Brainstorm with the audience on topics such as:
1. What is the local risk tolerance in local entrepreneurs and investors?
(All entrepreneurs don't come out of the womb as talk, dark and handsome. These young companies are going to have scabs and warts. Do the influential people in the region have the patience to work with these flawed young companies?)
2. Where have all of the young people gone? The time to be an entrepreneur is before starting a family as there is less to lose. But if the best and brightest always migrate to Charlotte, Raleigh and the national leader in BRAIN GAIN Atlanta, who is left to innovate? (Need better ideas on young adult retention!)
3. In Raleigh, the professional service providers lend their credbility to young entrepreneurs and setup early stage angel investor introductions. Is that happening in upstate and mountain regions?
4. What is the best way for the community to help young entrepreneurs get early exposure to a potential client base? Who is willing to open the door to larger clients (corporations) for the entrepreneurs? Who are the early adopters that can become that test client? (Crossing the Chasm)
5. With the growing retirement community in the region, is the infrastructure in place for a mentor program?
6. Did you know that 80% of the companies in the sexy Austin, TX region take up less than 1,000 sq ft? How do you get our local economic developers excited about emerging growth companies that are smaller in size?
7. Is there a "fire in the belly" of the young executives or are they content with the softer "quality of life" issues?
Innovation is about more than young people and as much about resources to cover the risk of a start-up.

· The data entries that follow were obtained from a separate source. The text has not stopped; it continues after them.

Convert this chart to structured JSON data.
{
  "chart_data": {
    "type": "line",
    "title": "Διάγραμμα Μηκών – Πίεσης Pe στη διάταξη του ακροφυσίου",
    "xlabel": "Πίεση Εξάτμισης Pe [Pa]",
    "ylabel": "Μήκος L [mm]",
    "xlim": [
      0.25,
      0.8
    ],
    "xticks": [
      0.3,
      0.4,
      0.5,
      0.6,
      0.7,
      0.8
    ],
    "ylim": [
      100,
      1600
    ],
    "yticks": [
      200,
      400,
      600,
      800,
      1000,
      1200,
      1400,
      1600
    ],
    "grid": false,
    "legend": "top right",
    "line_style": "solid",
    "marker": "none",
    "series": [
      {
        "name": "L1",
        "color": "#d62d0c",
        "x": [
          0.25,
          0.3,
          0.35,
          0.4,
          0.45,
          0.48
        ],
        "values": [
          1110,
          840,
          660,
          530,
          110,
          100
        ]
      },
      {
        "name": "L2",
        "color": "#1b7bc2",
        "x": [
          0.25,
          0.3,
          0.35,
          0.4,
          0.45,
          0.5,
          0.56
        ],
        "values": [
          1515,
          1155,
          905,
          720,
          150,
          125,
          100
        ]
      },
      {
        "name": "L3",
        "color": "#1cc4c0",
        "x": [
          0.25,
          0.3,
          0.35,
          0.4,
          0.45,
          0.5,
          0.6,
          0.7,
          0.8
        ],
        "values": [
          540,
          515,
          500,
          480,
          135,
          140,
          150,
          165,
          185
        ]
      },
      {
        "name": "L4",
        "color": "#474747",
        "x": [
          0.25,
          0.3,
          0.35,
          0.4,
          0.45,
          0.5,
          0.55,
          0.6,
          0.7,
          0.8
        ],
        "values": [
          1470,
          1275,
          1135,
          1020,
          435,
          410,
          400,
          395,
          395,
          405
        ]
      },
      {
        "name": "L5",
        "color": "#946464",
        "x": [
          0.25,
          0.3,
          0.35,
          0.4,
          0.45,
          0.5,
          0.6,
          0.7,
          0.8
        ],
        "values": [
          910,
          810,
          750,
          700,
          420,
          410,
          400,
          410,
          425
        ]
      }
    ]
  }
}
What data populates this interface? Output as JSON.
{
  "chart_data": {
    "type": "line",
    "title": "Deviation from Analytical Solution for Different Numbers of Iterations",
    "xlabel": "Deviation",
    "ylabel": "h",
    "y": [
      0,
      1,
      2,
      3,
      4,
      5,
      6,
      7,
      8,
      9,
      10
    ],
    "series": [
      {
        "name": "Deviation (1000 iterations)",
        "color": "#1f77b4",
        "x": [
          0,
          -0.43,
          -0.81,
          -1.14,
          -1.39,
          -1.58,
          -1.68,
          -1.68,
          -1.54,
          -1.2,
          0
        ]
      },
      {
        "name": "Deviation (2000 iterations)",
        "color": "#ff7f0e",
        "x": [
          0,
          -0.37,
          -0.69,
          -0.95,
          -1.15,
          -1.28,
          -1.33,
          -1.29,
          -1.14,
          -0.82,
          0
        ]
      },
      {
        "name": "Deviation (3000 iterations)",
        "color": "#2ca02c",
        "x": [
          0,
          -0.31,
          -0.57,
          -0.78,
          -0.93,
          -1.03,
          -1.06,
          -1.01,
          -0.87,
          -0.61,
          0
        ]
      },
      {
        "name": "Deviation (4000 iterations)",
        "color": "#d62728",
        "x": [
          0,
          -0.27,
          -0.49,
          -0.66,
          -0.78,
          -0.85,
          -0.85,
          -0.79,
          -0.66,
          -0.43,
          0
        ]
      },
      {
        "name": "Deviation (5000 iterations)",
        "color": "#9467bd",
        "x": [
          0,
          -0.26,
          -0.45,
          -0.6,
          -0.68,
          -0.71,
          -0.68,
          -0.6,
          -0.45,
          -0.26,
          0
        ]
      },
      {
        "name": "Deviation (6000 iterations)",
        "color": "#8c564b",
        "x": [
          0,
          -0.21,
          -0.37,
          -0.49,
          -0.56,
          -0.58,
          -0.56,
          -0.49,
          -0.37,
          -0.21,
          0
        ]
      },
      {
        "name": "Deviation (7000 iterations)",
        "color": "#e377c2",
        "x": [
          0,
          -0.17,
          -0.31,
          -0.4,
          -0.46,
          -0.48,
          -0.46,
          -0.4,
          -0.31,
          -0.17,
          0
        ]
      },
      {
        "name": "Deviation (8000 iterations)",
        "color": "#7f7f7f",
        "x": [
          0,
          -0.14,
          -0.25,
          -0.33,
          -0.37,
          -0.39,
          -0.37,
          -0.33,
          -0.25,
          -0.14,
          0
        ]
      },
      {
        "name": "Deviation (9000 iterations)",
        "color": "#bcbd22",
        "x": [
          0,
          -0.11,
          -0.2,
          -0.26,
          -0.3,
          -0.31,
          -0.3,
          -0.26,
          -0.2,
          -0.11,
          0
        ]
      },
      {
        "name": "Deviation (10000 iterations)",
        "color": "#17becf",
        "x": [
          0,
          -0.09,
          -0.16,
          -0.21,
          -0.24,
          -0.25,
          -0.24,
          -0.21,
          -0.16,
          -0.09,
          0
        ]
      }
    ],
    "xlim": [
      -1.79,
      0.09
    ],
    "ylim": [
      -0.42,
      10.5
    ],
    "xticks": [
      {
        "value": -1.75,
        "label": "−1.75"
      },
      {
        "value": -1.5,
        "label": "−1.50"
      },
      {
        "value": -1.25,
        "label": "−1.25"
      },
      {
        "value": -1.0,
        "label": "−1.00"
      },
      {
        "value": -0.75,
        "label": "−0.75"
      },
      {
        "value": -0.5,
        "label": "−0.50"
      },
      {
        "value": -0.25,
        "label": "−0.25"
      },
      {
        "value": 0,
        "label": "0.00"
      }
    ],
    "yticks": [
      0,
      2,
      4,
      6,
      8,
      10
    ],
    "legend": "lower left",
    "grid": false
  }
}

It may be easier for young people to take that risk BUT Kaufmann stats indicate that the entrepreneurial urge is about 1/3 greater for each of the 34-44 and 44-54 age ranges compared to the 20-34 age range.
That suggests that the issue of risk tolerance needs to be there for both the entrepreneur and the investor.
While macro-economic indicators say that the economy is up, there is more personal debt and lower savings rate for individuals.
Taken together, the three factors (age urge, investor risk tolerance, entrepreneur risk tolerance) need to be considered as a whole rather than separately.
Most new business is spawned as a part-time activity while some other income producing activity is in hand.
The fix for Innoventure may be sessions for the "part-time" ideas. A goal might be to get the best of those entrepreneurial stories out there in order to get hooked up with income stream underwriters while the idea gets evolved. This is a much lower risk exposure on all sides. In the ancient world, this was the role of the "patron". In the private equity world, this is one such tactic used by some to get a plan against which a major $ initiative is launched in a ripe sector.
You may want to contact many of the community and technical colleges' business departments. Many colleges supposedly have or are starting entreprenurial (business start-up) curricula and programs. It might be good to try to develop a network with these college program directors to help recruit locally and then funnel the recruits towards Innoventure to take the next step up in their process of starting an entreprenurial venture. Kind of like high school football coaches directing their players to certain colleges.